We former settlers will still be afraid, even forbidden, to enter their town because we might be killed; and they will still hate us because they think we stole their land. Annexation won’t change that.
It’s true, Israel can’t wait forever. But what everyone keeps ignoring is that we’re not living here alone in a vacuum.
Even though the prospects – as history has shown – of reaching an agreement with the Palestinians are slim to none, both sides know that neither people is going anywhere. We will continue to live together in an admittedly bizarre, one-sided form of coexistence that annexation will do nothing to improve and everything to potentially damage.

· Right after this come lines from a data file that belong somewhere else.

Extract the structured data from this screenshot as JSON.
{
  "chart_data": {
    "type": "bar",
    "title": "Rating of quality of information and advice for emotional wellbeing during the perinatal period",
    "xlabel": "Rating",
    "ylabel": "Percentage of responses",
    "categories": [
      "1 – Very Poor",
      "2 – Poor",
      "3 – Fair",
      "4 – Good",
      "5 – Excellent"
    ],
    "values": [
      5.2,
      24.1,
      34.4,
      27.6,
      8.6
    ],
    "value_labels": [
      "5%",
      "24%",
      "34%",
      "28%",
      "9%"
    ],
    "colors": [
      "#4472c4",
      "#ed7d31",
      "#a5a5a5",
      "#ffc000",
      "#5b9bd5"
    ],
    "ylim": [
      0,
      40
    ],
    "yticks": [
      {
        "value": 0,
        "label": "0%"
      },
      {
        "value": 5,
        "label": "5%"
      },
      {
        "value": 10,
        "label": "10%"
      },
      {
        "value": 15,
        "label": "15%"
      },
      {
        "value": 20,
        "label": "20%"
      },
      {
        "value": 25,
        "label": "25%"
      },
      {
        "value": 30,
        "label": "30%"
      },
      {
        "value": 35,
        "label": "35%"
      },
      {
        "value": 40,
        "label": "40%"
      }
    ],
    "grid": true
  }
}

That meager contact includes Palestinian laborers, builders and gardeners who earn their livelihoods in Ma’aleh Adumim. It also includes efforts to engage with Ma’aleh Adumim’s Palestinian neighbors as part of an interfaith encounter organization – temporarily sidelined by the coronavirus pandemic – working to create personal connections that the leaders of both the Jewish and Muslim communities seem to have no interest in forging.
Yes, Ma’aleh Adumim should be a legal part of Israel, and I should not be labeled a settler. Annexation makes total sense. But let that happen as a result of a negotiated deal that includes all of the residents of the area, and not bulldoze through a declaration that serves the interests of the Trump and Bibi show.
Although it’s been 35 years since initially making aliyah – and I’m positively giddy with anticipation at the prospect of finally becoming an ISRAELI CITIZEN – I could easily forgo the honor for a while longer. Things aren’t so bad merely being an Israeli citizen – even if I’m not planning any apartment expansion, and doubt we’ll get that tax break.
On the other hand, I wouldn’t mind that Israeli flag.